Logo Bloomberg Technoz

Bloomberg Technoz, Jakarta - Indonesia sukses menjadi negara penghasil kobalt terbesar kedua di dunia, sehingga memperkuat posisi negara kepulauan tersebut sebagai salah satu pemain utama dalam rantai pasok industri kendaraan listrik.

Menurut data yang dihimpun Pemerintah Amerika Serikat (AS), produksi bahan baku baterai di Indonesia tercatat melampaui Rusia dan Australia pada 2022.

Tidak hanya itu, ekspansi produksi bahan baku baterai kendaraan listrik di Indonesia diproyeksi terus berlanjut pada dekade ini. 

Hal itu akan membantu mencegah risiko kelangkaan bahan baku global dan mengurai ketergantungan dunia terhadap pasokan dari Kongo, yang selama ini mendominasi dua pertiga suplai kobalt global.  

Ekspansi Indonesia membentuk kembali rantai pasokan global.

Harry Fisher dan Greg Miller, analis Benchmark Mineral Intelligence

Sebelumnya, Presiden Indonesia Joko Widodo telah memelopori dorongan negara untuk membangun industri baterai dan kendaraan listrik atau electric vehicle (EV) di tengah keberlimpahan sumber daya mineral di dalam negeri. 

Benchmark Mineral Intelligence mencatat Indonesia sejauh ini telah menghasilkan sekitar setengah dari suplai nikel dunia.

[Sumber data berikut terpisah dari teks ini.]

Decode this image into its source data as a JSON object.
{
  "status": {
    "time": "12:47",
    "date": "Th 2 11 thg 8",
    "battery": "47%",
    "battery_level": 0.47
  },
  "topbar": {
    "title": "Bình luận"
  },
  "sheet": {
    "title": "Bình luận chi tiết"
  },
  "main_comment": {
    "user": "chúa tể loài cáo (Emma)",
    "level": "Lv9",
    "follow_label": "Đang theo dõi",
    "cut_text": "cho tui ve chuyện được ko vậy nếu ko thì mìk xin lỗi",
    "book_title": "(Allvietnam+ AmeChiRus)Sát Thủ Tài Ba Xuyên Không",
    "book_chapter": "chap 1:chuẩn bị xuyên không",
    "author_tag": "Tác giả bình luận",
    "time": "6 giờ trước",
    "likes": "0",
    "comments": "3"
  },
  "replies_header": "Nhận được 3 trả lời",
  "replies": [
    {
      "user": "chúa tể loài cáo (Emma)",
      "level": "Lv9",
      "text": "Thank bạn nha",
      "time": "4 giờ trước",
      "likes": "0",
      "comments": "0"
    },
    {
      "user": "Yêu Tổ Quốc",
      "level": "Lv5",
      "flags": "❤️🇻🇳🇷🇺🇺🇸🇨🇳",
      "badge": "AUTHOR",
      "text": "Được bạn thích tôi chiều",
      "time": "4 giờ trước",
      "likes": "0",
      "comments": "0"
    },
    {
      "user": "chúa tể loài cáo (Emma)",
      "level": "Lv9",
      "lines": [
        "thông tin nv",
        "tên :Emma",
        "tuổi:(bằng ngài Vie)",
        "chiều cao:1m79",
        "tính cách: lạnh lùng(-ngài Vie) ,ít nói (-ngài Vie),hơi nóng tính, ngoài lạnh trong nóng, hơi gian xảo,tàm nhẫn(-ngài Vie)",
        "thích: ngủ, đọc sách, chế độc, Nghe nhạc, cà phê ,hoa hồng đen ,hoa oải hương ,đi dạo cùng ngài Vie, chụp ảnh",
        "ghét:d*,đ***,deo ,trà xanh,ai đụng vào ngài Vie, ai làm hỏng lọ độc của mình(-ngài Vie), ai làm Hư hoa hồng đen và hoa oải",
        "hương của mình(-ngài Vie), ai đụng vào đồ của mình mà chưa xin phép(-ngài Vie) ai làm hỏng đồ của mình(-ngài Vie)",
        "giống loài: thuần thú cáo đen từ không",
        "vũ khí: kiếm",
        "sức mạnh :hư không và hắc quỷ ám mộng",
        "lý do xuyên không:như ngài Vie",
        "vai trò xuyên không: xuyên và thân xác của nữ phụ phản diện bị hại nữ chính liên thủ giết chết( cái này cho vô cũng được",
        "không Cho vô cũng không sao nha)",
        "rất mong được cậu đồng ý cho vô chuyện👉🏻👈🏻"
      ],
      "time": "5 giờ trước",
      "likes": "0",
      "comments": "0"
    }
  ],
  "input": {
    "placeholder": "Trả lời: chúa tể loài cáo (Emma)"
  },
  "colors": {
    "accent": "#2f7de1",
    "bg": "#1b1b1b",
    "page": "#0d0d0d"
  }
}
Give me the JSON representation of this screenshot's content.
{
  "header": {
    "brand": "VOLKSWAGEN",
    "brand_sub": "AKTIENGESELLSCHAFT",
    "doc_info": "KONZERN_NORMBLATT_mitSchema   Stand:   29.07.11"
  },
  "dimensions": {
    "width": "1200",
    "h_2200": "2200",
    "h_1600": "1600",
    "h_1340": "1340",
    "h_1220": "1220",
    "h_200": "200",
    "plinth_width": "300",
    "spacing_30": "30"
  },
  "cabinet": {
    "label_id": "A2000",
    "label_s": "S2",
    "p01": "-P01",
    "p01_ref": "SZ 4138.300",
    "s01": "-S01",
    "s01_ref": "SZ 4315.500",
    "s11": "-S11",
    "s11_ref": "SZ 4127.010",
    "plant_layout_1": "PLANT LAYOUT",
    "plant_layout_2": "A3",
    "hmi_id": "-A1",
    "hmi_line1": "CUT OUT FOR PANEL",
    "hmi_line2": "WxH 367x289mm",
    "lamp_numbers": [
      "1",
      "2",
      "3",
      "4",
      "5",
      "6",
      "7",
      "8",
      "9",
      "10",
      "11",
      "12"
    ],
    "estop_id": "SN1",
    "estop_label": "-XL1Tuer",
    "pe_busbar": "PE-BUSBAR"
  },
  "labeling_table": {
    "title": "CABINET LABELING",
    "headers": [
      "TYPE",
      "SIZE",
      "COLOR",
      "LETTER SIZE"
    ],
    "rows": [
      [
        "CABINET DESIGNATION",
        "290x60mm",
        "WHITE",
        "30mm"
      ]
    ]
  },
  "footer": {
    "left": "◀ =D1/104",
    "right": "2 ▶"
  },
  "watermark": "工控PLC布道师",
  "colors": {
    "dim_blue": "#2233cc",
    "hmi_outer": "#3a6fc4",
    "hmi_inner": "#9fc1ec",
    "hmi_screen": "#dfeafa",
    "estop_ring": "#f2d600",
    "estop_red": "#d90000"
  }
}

Untuk kobalt, produksi RI ditaksir naik menjadi hampir 20% total produksi global pada 2030, dari hanya 1% pada 2021.

Ekspansi Indonesia “membentuk kembali rantai pasokan global,” kata Harry Fisher dan Greg Miller, analis Benchmark Mineral Intelligence melalui surel, seperti dikutip dari Bloomberg News, Rabu (08/02/2023).

Keduanya menyebut serangkaian proyek di Indonesia telah berjalan "sesuai jadwal hingga saat ini dan berhasil ditingkatkan”, meskipun masih ada kekhawatiran awal tentang pembengkakan anggaran dan biaya negara.

Ekspansi produksi kobalt di Indonesia sebagian besar merupakan hasil dari investasi miliaran dolar AS oleh perusahaan China di kilang yang mengeluarkan campuran kimia yang mengandung kobalt serta nikel. 

Produsen nikel global terbesar Tsingshan Holding Group Co., raksasa penyulingan kobalt Zhejiang Huayou Cobalt, serta produsen baterai terkemuka yang dikenal sebagai CATL termasuk di antara para investor yang masuk ke Indonesia.

Proyeksi produksi kobalt Indonesia (Dok. Bloomberg)

‘Game Changer’

Ekspansi produksi dari Indonesia juga telah membantu meredakan kekhawatiran akan ketatnya pasokan kobalt, yang digunakan dalam berbagai aplikasi mulai dari material ruang angkasa hingga magnet, serta baterai. 

Harga patokan kobalt global telah turun lebih dari setengahnya sejak Mei tahun lalu, dan tercatat turun 13% sepanjang tahun ini.

Sementara itu, tren penurunan harga kobalt telah memberikan keringanan biaya bagi produsen dan pembuat mobil, yang sudah mencoba untuk menghapus kobalt sebagai bahan baku baterai mereka karena masalah etika tentang produksi DRC, serta setelah gejolak harga dalam beberapa tahun terakhir. 

“Pasar kobalt global akan surplus tahun ini dan harga akan tetap ‘macet’ dalam waktu dekat karena pasokan meningkat,” kata Susan Zou, analis di Rystad Energy melalui surel kepada Bloomberg News.

“Setiap 3—4 bulan ada pengumuman baru tentang proyek yang akan datang di Indonesia, ujarnya. Ini adalah ‘game changer’ [di industri baterai EV],” lanjutnya.